# La pavoni lever machine, do they have pressurized filters?



## light87 (Oct 4, 2013)

Hi there!

I currently own a Gaggia Baby Class machine and I'm looking to change it sooner or later. I have seen some La Pavoni lever machine, they look amazing but I have a few questions about them:

1) Do they use a pressurized filter (maybe the old model don't but the actual model may use it)? Actually I would like to avoid machine that are based on pressurized filter because I have had the experience with this on my gaggia.

2) How they are in frothing? I think that all the lever machine from La Pavoni have a single boiler and from the few videos that I have seen on youtube they seems to be similar to my gaggia baby class for frothing. With my Gaggia, if I use the pannarello I get, most of the time, big bubbles, instead if I try to it with the rancilio silvia steam wand I can't even reach a bubbles ( I have never been able to use it decently, maybe because of the machine having just one boiler so there isn't enough power for frothing! )


----------



## Rhys (Dec 21, 2014)

The La Pavoni levers don't use a pressurised basket (and never have done as far I know), and they are pretty good at frothing as you have a constant supply of steam since the boiler is always under pressure.


----------



## coffeechap (Apr 5, 2012)

La pavonis are great little steamers


----------



## light87 (Oct 4, 2013)

for what I have seen on youtube videon by seraching "la pavoni frothing" it seems to me that the situation is pretty similar to what I have experienced with my gaggia baby with the rancilio silvia wand v1/v2: shrill sound, difficoult in generating foam and sometimes, if used wrong, burned milk. At least this is what I have experienced with my Gaggia baby and the rancilio silvia steam wand and I'm saying that La pavoni lever seems similar to me because they both have a single boiler and a steam wand with a single small hole.

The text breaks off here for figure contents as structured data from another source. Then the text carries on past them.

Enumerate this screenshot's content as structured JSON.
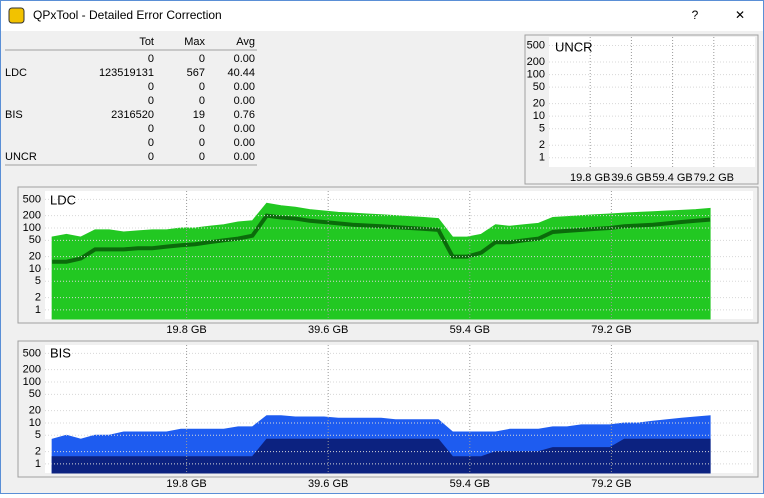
{
  "window": {
    "title": "QPxTool - Detailed Error Correction",
    "buttons": [
      "?",
      "✕"
    ]
  },
  "table": {
    "header": [
      "Tot",
      "Max",
      "Avg"
    ],
    "rows": [
      {
        "label": null,
        "cells": [
          "0",
          "0",
          "0.00"
        ]
      },
      {
        "label": "LDC",
        "cells": [
          "123519131",
          "567",
          "40.44"
        ]
      },
      {
        "label": null,
        "cells": [
          "0",
          "0",
          "0.00"
        ]
      },
      {
        "label": null,
        "cells": [
          "0",
          "0",
          "0.00"
        ]
      },
      {
        "label": "BIS",
        "cells": [
          "2316520",
          "19",
          "0.76"
        ]
      },
      {
        "label": null,
        "cells": [
          "0",
          "0",
          "0.00"
        ]
      },
      {
        "label": null,
        "cells": [
          "0",
          "0",
          "0.00"
        ]
      },
      {
        "label": "UNCR",
        "cells": [
          "0",
          "0",
          "0.00"
        ]
      }
    ]
  },
  "chart_data": [
    {
      "type": "area",
      "title": "UNCR",
      "log_scale": true,
      "grid": true,
      "xlim": [
        0,
        99
      ],
      "ylim": [
        0.6,
        800
      ],
      "xticks": [
        {
          "value": 19.8,
          "label": "19.8 GB"
        },
        {
          "value": 39.6,
          "label": "39.6 GB"
        },
        {
          "value": 59.4,
          "label": "59.4 GB"
        },
        {
          "value": 79.2,
          "label": "79.2 GB"
        }
      ],
      "yticks": [
        1,
        2,
        5,
        10,
        20,
        50,
        100,
        200,
        500
      ],
      "x": [],
      "series": []
    },
    {
      "type": "area",
      "title": "LDC",
      "log_scale": true,
      "grid": true,
      "xlim": [
        0,
        99
      ],
      "ylim": [
        0.6,
        800
      ],
      "xticks": [
        {
          "value": 19.8,
          "label": "19.8 GB"
        },
        {
          "value": 39.6,
          "label": "39.6 GB"
        },
        {
          "value": 59.4,
          "label": "59.4 GB"
        },
        {
          "value": 79.2,
          "label": "79.2 GB"
        }
      ],
      "yticks": [
        1,
        2,
        5,
        10,
        20,
        50,
        100,
        200,
        500
      ],
      "x": [
        1,
        3,
        5,
        7,
        9,
        11,
        13,
        15,
        17,
        19,
        21,
        23,
        25,
        27,
        29,
        31,
        33,
        35,
        37,
        39,
        41,
        43,
        45,
        47,
        49,
        51,
        53,
        55,
        57,
        59,
        61,
        63,
        65,
        67,
        69,
        71,
        73,
        75,
        77,
        79,
        81,
        83,
        85,
        87,
        89,
        91,
        93
      ],
      "series": [
        {
          "color": "#22c822",
          "style": "area",
          "values": [
            60,
            70,
            60,
            90,
            90,
            80,
            85,
            90,
            90,
            100,
            100,
            110,
            120,
            140,
            150,
            400,
            350,
            320,
            280,
            260,
            240,
            230,
            220,
            210,
            200,
            190,
            180,
            170,
            60,
            60,
            70,
            120,
            110,
            120,
            130,
            180,
            190,
            200,
            210,
            220,
            230,
            240,
            250,
            260,
            270,
            280,
            300
          ]
        },
        {
          "color": "#0b6b0b",
          "style": "line",
          "values": [
            15,
            15,
            18,
            30,
            30,
            30,
            32,
            32,
            35,
            38,
            40,
            45,
            50,
            55,
            65,
            200,
            180,
            170,
            150,
            140,
            130,
            120,
            115,
            110,
            105,
            100,
            95,
            90,
            20,
            20,
            25,
            45,
            45,
            50,
            55,
            80,
            85,
            90,
            95,
            100,
            110,
            115,
            120,
            130,
            140,
            150,
            160
          ]
        }
      ]
    },
    {
      "type": "area",
      "title": "BIS",
      "log_scale": true,
      "grid": true,
      "xlim": [
        0,
        99
      ],
      "ylim": [
        0.6,
        800
      ],
      "xticks": [
        {
          "value": 19.8,
          "label": "19.8 GB"
        },
        {
          "value": 39.6,
          "label": "39.6 GB"
        },
        {
          "value": 59.4,
          "label": "59.4 GB"
        },
        {
          "value": 79.2,
          "label": "79.2 GB"
        }
      ],
      "yticks": [
        1,
        2,
        5,
        10,
        20,
        50,
        100,
        200,
        500
      ],
      "x": [
        1,
        3,
        5,
        7,
        9,
        11,
        13,
        15,
        17,
        19,
        21,
        23,
        25,
        27,
        29,
        31,
        33,
        35,
        37,
        39,
        41,
        43,
        45,
        47,
        49,
        51,
        53,
        55,
        57,
        59,
        61,
        63,
        65,
        67,
        69,
        71,
        73,
        75,
        77,
        79,
        81,
        83,
        85,
        87,
        89,
        91,
        93
      ],
      "series": [
        {
          "color": "#1e5cf0",
          "style": "area",
          "values": [
            4,
            5,
            4,
            5,
            5,
            6,
            6,
            6,
            6,
            7,
            7,
            7,
            7,
            8,
            8,
            15,
            15,
            14,
            14,
            14,
            13,
            13,
            13,
            13,
            12,
            12,
            12,
            12,
            6,
            6,
            6,
            6,
            7,
            7,
            7,
            8,
            8,
            9,
            9,
            9,
            10,
            10,
            11,
            12,
            13,
            14,
            15
          ]
        },
        {
          "color": "#0c2280",
          "style": "area",
          "values": [
            1.5,
            1.5,
            1.5,
            1.5,
            1.5,
            1.5,
            1.5,
            1.5,
            1.5,
            1.5,
            1.5,
            1.5,
            1.5,
            1.5,
            1.5,
            4,
            4,
            4,
            4,
            4,
            4,
            4,
            4,
            4,
            4,
            4,
            4,
            4,
            1.5,
            1.5,
            1.5,
            2,
            2,
            2,
            2,
            2.5,
            2.5,
            2.5,
            2.5,
            2.5,
            4,
            4,
            4,
            4,
            4,
            4,
            4
          ]
        }
      ]
    }
  ]
}
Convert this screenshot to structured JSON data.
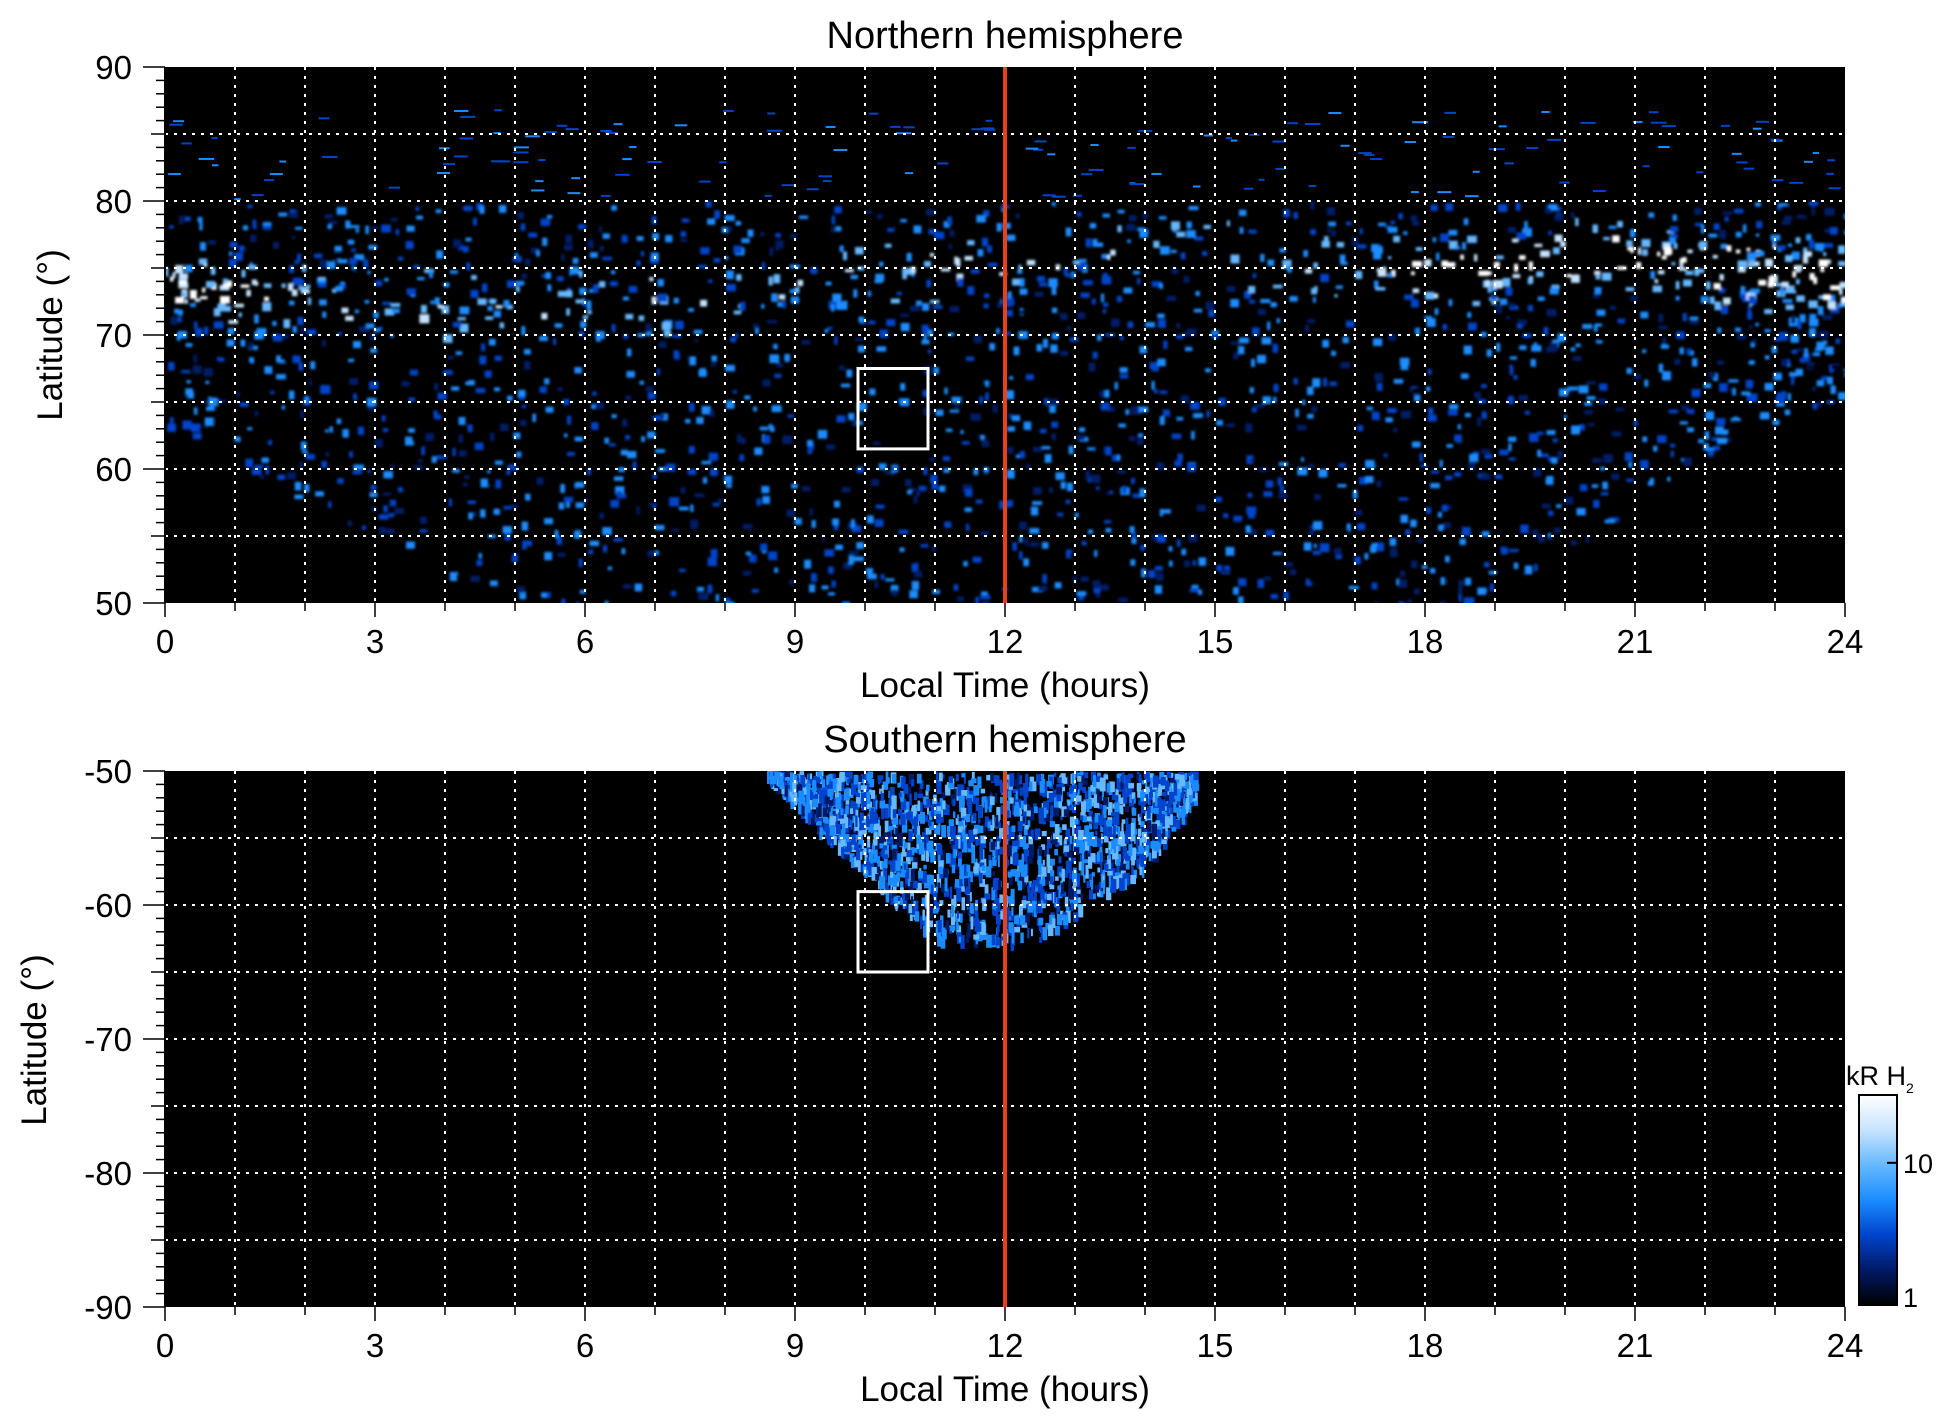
{
  "chart_data": [
    {
      "type": "heatmap",
      "title": "Northern hemisphere",
      "xlabel": "Local Time (hours)",
      "ylabel": "Latitude (°)",
      "xlim": [
        0,
        24
      ],
      "ylim": [
        50,
        90
      ],
      "x_ticks": [
        0,
        3,
        6,
        9,
        12,
        15,
        18,
        21,
        24
      ],
      "y_ticks": [
        50,
        60,
        70,
        80,
        90
      ],
      "grid": true,
      "grid_x_step_hours": 1,
      "grid_y_step_deg": 5,
      "background_color": "#000000",
      "noon_line": {
        "x": 12,
        "color": "#e8401a"
      },
      "highlight_box": {
        "x_range": [
          9.9,
          10.9
        ],
        "y_range": [
          61.5,
          67.5
        ],
        "color": "#ffffff"
      },
      "emission": {
        "auroral_oval_lat_by_lt": [
          [
            0,
            74
          ],
          [
            3,
            72
          ],
          [
            6,
            72.5
          ],
          [
            9,
            74
          ],
          [
            12,
            76
          ],
          [
            15,
            76.5
          ],
          [
            18,
            75
          ],
          [
            21,
            76
          ],
          [
            24,
            74
          ]
        ],
        "coverage_lower_edge_lat_by_lt": [
          [
            0,
            63
          ],
          [
            3,
            55
          ],
          [
            4.8,
            50
          ],
          [
            18.6,
            50
          ],
          [
            20.5,
            55
          ],
          [
            22.5,
            63
          ],
          [
            24,
            65
          ]
        ],
        "coverage_upper_lat": 80,
        "peak_region_lt": [
          [
            0,
            1.5
          ],
          [
            17.5,
            24
          ]
        ]
      }
    },
    {
      "type": "heatmap",
      "title": "Southern hemisphere",
      "xlabel": "Local Time (hours)",
      "ylabel": "Latitude (°)",
      "xlim": [
        0,
        24
      ],
      "ylim": [
        -90,
        -50
      ],
      "x_ticks": [
        0,
        3,
        6,
        9,
        12,
        15,
        18,
        21,
        24
      ],
      "y_ticks": [
        -50,
        -60,
        -70,
        -80,
        -90
      ],
      "grid": true,
      "grid_x_step_hours": 1,
      "grid_y_step_deg": 5,
      "background_color": "#000000",
      "noon_line": {
        "x": 12,
        "color": "#e8401a"
      },
      "highlight_box": {
        "x_range": [
          9.9,
          10.9
        ],
        "y_range": [
          -65,
          -59
        ]
      },
      "emission": {
        "coverage_lt_range": [
          8.6,
          14.7
        ],
        "coverage_lower_edge_lat_by_lt": [
          [
            8.6,
            -50
          ],
          [
            9.5,
            -55
          ],
          [
            11,
            -62.5
          ],
          [
            12.5,
            -62.5
          ],
          [
            14,
            -57
          ],
          [
            14.7,
            -52
          ]
        ]
      }
    }
  ],
  "colorbar": {
    "label_main": "kR H",
    "label_sub": "2",
    "ticks": [
      "1",
      "10"
    ],
    "scale": "log",
    "range": [
      1,
      30
    ],
    "colors": [
      "#000000",
      "#001a66",
      "#0044cc",
      "#1a8cff",
      "#66b8ff",
      "#c6e4ff",
      "#ffffff"
    ]
  }
}
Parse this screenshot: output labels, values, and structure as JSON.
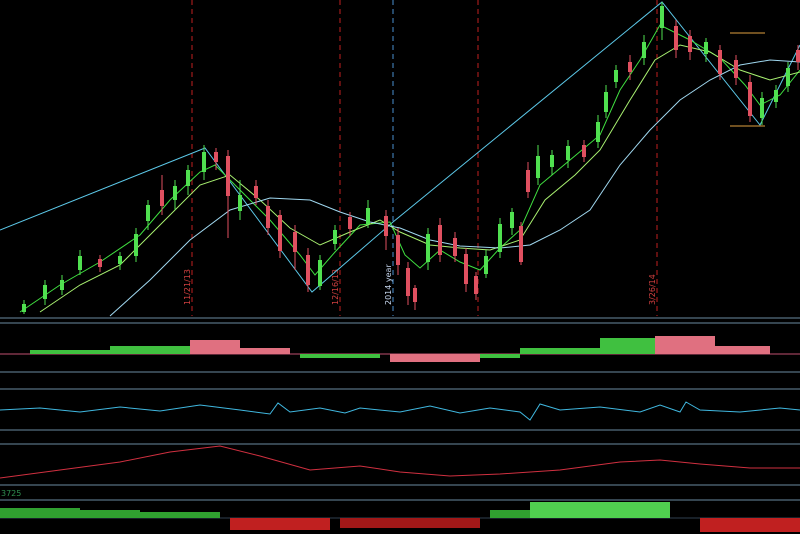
{
  "labels": {
    "date_1": "11/21/13",
    "date_2": "12/16/13",
    "year": "2014 year",
    "date_3": "3/26/14"
  },
  "bottom_panel": {
    "value": "3725"
  }
}
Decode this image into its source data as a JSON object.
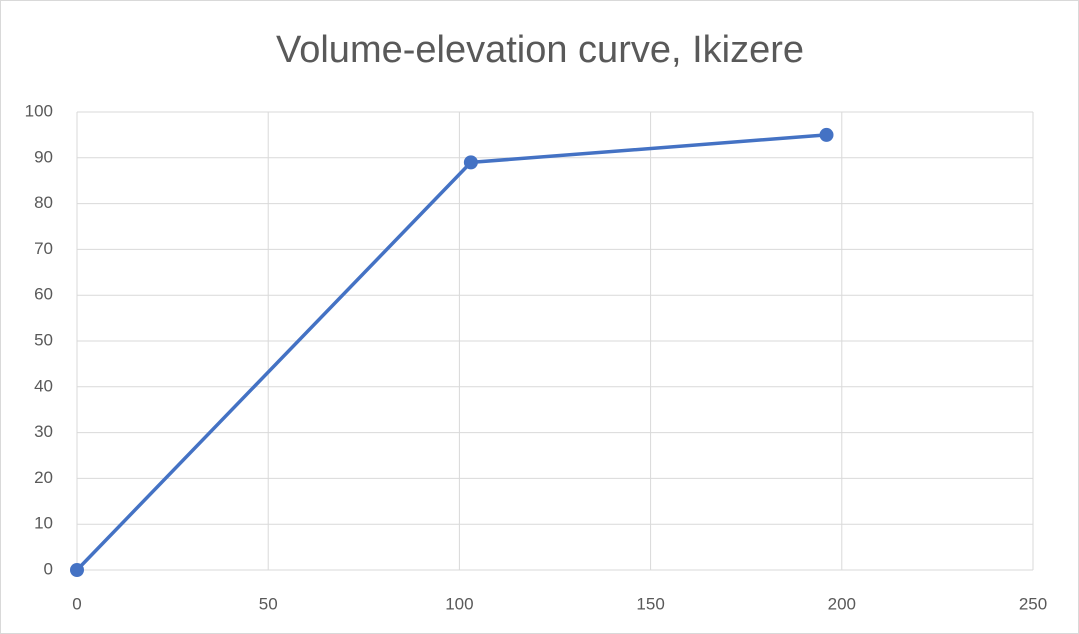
{
  "chart_data": {
    "type": "line",
    "title": "Volume-elevation curve, Ikizere",
    "x": [
      0,
      103,
      196
    ],
    "values": [
      0,
      89,
      95
    ],
    "color": "#4472c4",
    "xlim": [
      0,
      250
    ],
    "xticks": [
      0,
      50,
      100,
      150,
      200,
      250
    ],
    "ylim": [
      0,
      100
    ],
    "yticks": [
      0,
      10,
      20,
      30,
      40,
      50,
      60,
      70,
      80,
      90,
      100
    ],
    "grid": true,
    "markers": true
  }
}
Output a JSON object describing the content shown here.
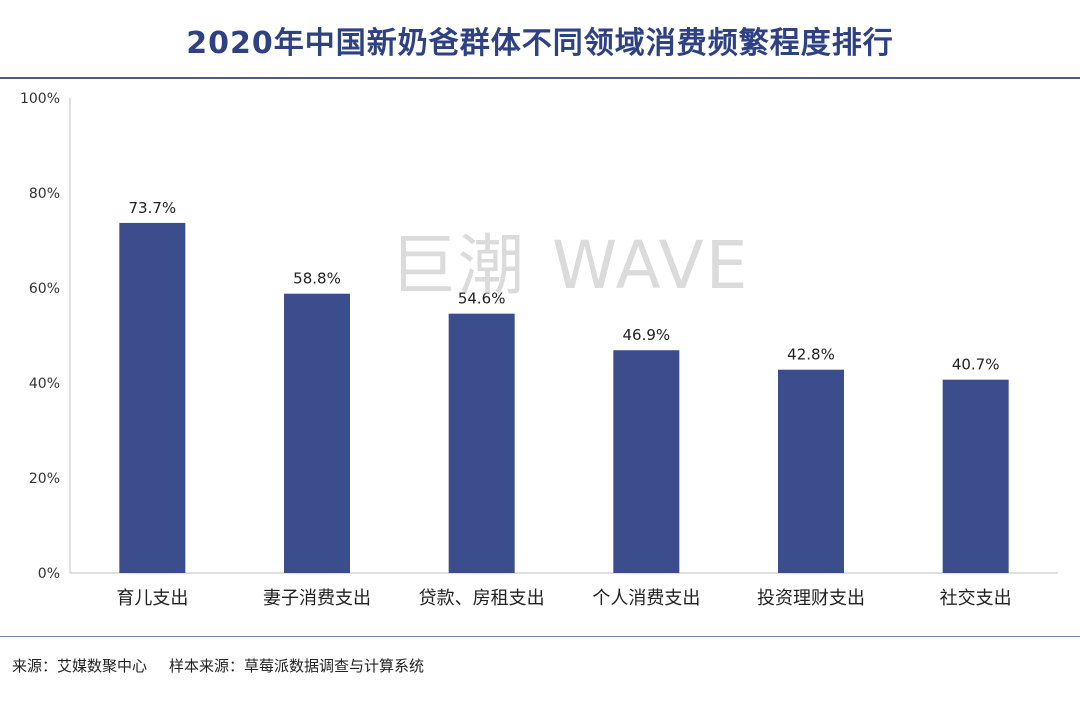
{
  "chart_data": {
    "type": "bar",
    "title": "2020年中国新奶爸群体不同领域消费频繁程度排行",
    "categories": [
      "育儿支出",
      "妻子消费支出",
      "贷款、房租支出",
      "个人消费支出",
      "投资理财支出",
      "社交支出"
    ],
    "values": [
      73.7,
      58.8,
      54.6,
      46.9,
      42.8,
      40.7
    ],
    "value_labels": [
      "73.7%",
      "58.8%",
      "54.6%",
      "46.9%",
      "42.8%",
      "40.7%"
    ],
    "y_ticks": [
      0,
      20,
      40,
      60,
      80,
      100
    ],
    "y_tick_labels": [
      "0%",
      "20%",
      "40%",
      "60%",
      "80%",
      "100%"
    ],
    "ylim": [
      0,
      100
    ],
    "xlabel": "",
    "ylabel": "",
    "grid": false,
    "bar_color": "#3b4d8d"
  },
  "watermark": {
    "cn": "巨潮",
    "en": "WAVE"
  },
  "source": {
    "left": "来源：艾媒数聚中心",
    "right": "样本来源：草莓派数据调查与计算系统"
  }
}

Regarding my silvia steam wand mounted on my gaggia baby, maybe a solution would be to use this 3-hole tip but I don't know if La Pavoni wand could be modded in such way.


----------



## MartinB (May 8, 2011)

You can buy a single holed tip on eBay, from Germany for about £6-7 if necessary,

My Gaggia G106 (La Pavoni Professional in disguise) came with a 3 hole tip which I ditched.


----------



## h1udd (Sep 1, 2015)

The issue I have with the steam is not that it doesnt steam enough, but there is too much of it, I can microfoam in the larger of my motto jugs, but the smaller one there isn't enough time to stretch and churn before over heating. It definitely would benefit from a single hole tip to slow it down


----------



## MartinB (May 8, 2011)

This is what I have:

http://www.ebay.co.uk/itm/1-Loch-Duse-fur-La-Pavoni-Single-Hole-Steam-Nozzle-/161828124614?hash=item25adb537c6


----------



## insatiableOne (Jul 29, 2015)

MartinB said:


> You can buy a single holed tip on eBay, from Germany for about £6-7 if necessary,
> 
> My Gaggia G106 (La Pavoni Professional in disguise) came with a 3 hole tip which I ditched.


This

I do not steam with mine much, although it is a relatively good steamer.


----------



## Vieux Clou (Oct 22, 2014)

I've seen conflicting reports on this. SCG manages just fine with the 3-hole tip but others do better with the 1-hole.

My own La Pav won't be here until next week so I can't say much else.


----------



## Rhys (Dec 21, 2014)

Mine has a one hole tip (never used the multi hole one) and it's got more oomph than a Classic (to me at least).


----------



## h1udd (Sep 1, 2015)

I have a 3 hole tip.... It's too much, you have very little time to stretch and churn before overheating the milk .... It's got loads of steam, loads of it !!!!


----------